As the U.S. Army looks to stand up a unified network based on zero trust principles, it will soon be assessing its weapons systems, control systems and the Mission Partner Environment to gain a clearer understanding of what cybersecurity implementation would look like on those systems in accordance with the zero trust framework.
The Defense Department’s weapons systems are more software-reliant and networked than ever, making them vulnerable to cyber attacks. Developing secure weapons systems is highly challenging due to new and legacy systems living side by side and also supply chain disruptions, among other factors.
“We’re going to have to partner on that effort to ensure that those assessments are also addressing zero trust principles. … We need to define what that looks like … not necessarily the capabilities that we’re implementing in enterprise, but as long as those weapon systems are going to have the zero trust principles,” Col. Michael Smith, director of the Zero Trust Functional Management Office, said at a May 24-25 Army technical exchange meeting in Philadelphia.
The Pentagon has also struggled with its Mission Partner Environment efforts as it looks for ways to effectively communicate with and fight alongside its foreign allies and partners.
The Air Force has been appointed as the executive agent for the secret and below releasable environment, or SABRE, a software tool designed for information sharing between the U.S. military and its partners. As the Army is working on deploying its variant of the Mission Partner Environment network, it will begin assessing what zero trust implementation will look like in that environment.
“We have to bring in the entire Mission Partner Environment. What does that look like? Still trying to understand that myself,” Smith said.
The Army has also been tasked with assessing its control systems responsible for managing critical infrastructure that supports the service’s mission.
“So many control systems, they are standalone legacy systems used for power, water. … Working through what cybersecurity implementation looks like on those systems with zero trust principles, not necessarily the capabilities that we’re implementing in the enterprise,” Smith said.
The Army has been conducting zero trust gap analysis to better understand its networking and security ecosystem. It recently completed an enterprise-level zero trust gap analysis and is currently using the methodology to expand the analysis into its classified environments and tactical spaces.
Data tagging, automation and ICAM solutions integration remain the biggest challenges in the service’s zero trust implementation efforts.
“Those … are very key to getting our tactical environment from a good zero trust solution to a great zero trust solution,” said Chief Warrant Officer 3 (CW3) Benjamin Koontz at the meeting.
Data-tagging solutions needed to connect all services for successful data exchange remain a challenge even as DOD moves ahead with efforts such as Joint All-Domain Command and Control (JADC2).

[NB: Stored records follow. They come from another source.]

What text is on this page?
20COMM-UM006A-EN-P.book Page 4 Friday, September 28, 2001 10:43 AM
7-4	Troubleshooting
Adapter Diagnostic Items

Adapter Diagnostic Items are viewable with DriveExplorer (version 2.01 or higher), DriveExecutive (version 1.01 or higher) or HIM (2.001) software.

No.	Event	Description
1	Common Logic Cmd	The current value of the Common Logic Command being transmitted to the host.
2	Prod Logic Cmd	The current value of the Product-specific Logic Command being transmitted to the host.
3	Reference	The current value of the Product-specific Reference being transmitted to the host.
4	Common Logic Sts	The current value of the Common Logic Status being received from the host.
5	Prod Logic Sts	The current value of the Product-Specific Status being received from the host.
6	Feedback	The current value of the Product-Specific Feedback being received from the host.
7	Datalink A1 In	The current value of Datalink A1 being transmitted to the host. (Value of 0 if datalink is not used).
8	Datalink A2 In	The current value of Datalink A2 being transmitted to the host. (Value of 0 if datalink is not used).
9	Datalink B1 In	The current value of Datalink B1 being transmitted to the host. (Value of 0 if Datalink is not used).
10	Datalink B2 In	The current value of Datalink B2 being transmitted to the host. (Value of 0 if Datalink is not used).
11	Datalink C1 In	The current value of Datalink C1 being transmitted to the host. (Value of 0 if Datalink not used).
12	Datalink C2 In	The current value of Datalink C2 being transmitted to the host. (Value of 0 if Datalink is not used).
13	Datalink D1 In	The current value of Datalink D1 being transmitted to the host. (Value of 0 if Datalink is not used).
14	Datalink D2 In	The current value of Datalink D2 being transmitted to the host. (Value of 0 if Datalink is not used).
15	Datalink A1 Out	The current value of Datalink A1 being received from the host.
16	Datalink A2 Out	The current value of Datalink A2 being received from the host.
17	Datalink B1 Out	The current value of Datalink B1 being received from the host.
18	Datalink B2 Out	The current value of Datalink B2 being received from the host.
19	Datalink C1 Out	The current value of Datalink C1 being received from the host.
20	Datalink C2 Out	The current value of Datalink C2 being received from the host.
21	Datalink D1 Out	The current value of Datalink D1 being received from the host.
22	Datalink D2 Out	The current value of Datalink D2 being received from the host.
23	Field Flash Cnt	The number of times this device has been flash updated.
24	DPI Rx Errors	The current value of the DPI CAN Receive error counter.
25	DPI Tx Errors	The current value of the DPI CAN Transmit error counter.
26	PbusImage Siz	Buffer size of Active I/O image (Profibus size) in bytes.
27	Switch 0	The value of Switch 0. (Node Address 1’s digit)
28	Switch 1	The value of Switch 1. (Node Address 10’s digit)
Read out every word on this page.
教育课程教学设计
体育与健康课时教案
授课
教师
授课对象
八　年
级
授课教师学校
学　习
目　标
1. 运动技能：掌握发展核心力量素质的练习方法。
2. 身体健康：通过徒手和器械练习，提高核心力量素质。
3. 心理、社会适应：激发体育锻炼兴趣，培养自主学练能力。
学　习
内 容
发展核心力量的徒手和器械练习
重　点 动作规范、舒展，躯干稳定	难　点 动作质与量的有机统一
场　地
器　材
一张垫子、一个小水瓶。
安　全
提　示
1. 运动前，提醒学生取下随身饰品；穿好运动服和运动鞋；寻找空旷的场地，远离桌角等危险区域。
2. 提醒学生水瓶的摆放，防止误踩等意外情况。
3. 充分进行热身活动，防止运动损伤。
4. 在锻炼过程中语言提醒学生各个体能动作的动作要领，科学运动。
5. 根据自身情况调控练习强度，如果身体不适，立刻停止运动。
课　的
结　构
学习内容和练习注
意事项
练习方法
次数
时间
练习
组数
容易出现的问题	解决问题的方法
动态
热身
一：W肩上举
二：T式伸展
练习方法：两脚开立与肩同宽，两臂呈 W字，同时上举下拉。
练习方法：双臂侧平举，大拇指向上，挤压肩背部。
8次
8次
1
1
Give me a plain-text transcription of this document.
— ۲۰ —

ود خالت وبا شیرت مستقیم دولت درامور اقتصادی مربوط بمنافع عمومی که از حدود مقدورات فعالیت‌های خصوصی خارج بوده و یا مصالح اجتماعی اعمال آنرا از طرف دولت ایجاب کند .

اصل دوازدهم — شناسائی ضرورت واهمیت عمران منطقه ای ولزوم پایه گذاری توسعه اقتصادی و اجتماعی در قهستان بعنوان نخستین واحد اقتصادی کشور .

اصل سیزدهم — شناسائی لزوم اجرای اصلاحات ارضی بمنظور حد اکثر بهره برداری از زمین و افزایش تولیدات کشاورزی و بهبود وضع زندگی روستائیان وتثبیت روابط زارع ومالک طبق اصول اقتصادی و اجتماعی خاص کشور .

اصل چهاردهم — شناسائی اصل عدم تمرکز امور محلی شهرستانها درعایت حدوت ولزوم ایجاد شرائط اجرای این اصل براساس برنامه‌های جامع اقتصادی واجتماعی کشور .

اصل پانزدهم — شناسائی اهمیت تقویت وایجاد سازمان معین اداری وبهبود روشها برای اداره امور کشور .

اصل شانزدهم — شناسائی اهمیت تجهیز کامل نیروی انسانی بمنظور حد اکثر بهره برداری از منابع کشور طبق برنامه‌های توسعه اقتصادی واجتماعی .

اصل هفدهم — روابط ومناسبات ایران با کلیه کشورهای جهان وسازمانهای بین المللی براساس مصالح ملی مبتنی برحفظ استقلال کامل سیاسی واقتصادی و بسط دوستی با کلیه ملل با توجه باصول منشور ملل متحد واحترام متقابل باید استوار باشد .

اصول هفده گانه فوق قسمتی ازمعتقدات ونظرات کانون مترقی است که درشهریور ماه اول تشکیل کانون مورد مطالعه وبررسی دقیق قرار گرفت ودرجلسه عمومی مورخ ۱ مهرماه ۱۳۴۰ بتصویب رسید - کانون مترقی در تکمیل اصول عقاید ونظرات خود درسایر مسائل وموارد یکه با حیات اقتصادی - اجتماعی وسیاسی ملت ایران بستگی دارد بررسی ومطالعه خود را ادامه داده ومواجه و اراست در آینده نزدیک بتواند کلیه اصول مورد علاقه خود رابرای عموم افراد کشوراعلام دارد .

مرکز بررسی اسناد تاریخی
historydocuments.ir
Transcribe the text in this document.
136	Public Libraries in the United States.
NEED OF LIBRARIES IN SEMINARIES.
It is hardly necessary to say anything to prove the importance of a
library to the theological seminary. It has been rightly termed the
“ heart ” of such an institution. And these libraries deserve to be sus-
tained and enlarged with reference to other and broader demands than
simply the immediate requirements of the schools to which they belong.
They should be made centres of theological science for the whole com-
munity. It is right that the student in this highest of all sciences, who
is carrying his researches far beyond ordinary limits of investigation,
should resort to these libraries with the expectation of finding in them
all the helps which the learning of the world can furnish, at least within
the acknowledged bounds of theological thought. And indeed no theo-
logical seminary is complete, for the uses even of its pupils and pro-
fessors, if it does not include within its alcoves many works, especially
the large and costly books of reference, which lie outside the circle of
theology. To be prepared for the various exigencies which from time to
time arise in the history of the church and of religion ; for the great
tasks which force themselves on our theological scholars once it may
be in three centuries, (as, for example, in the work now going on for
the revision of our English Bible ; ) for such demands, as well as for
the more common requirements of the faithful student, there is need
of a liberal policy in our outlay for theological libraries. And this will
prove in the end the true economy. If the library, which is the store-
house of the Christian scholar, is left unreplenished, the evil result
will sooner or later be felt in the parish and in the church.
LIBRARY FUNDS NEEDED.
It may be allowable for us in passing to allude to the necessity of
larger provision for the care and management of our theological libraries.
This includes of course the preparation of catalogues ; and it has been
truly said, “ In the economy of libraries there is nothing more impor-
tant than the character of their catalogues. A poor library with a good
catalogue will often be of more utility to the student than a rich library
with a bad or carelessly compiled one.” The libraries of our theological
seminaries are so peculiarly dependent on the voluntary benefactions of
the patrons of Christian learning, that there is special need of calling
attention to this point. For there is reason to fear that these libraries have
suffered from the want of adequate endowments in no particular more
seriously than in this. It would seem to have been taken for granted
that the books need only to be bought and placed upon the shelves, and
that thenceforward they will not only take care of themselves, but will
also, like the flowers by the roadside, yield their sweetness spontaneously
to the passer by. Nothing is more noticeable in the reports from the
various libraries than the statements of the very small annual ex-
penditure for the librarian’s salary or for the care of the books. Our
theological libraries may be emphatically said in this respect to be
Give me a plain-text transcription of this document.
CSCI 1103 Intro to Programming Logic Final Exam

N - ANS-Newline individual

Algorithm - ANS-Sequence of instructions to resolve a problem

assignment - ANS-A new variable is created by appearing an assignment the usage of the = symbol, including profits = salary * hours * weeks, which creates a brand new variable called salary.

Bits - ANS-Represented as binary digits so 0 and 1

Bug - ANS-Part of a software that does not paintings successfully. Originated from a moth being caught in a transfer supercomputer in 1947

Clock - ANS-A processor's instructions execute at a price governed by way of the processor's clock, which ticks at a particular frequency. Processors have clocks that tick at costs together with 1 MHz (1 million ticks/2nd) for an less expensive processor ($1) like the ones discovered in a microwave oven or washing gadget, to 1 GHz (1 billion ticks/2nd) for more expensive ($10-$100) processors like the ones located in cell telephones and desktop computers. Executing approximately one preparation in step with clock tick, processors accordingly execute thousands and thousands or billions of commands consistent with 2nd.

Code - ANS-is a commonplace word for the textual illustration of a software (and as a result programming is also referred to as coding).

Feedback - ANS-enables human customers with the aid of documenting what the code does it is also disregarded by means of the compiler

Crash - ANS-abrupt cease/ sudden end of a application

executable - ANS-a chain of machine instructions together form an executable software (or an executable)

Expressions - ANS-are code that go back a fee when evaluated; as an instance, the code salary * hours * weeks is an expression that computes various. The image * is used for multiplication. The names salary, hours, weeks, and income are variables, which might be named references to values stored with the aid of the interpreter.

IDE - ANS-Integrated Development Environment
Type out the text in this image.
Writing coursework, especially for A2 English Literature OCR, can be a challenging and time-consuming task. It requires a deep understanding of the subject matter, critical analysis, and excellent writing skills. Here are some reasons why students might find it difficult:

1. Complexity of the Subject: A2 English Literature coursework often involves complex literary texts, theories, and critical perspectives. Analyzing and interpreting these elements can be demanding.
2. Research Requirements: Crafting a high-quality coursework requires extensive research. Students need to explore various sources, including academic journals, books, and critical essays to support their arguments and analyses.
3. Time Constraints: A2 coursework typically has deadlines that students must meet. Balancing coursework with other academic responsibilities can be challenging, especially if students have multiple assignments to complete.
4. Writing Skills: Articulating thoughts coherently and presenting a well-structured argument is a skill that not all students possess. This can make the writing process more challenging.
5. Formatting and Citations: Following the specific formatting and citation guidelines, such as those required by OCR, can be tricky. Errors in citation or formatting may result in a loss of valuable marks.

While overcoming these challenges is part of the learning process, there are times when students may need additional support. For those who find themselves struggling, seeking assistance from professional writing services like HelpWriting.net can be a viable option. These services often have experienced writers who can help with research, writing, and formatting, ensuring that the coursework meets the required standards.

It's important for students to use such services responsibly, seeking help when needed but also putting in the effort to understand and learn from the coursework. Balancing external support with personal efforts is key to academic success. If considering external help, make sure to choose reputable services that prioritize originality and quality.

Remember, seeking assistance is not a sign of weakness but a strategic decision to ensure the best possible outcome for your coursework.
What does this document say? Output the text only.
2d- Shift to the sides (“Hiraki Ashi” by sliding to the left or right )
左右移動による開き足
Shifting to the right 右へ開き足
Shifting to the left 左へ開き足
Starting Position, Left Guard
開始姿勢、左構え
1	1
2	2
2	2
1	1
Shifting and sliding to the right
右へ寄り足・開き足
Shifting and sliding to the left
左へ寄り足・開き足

“DOD has left it up to each of the services and other organizations to create their own data tagging solutions. So what does that look like when I receive data from the Air Force? What does data look like that leaves the Army environment and it goes to another? So we’ve raised that as a significant concern, the last DOD Zero Trust Summit, which was a few weeks ago. So the DOD CIO leaders and Zero Trust Portfolio Management Office are going to take a swag and maybe how we can better align that across all the services,” Smith said.
“Joint Staff … is trying to address for all services from JADC2 perspective and a number of other initiatives is how they’re trying to get after that. So in terms of in the Army perspective, we realize there’s some challenges,” said Col. Evert Hawk, mission command lead for the Army’s Network Cross-Functional Team.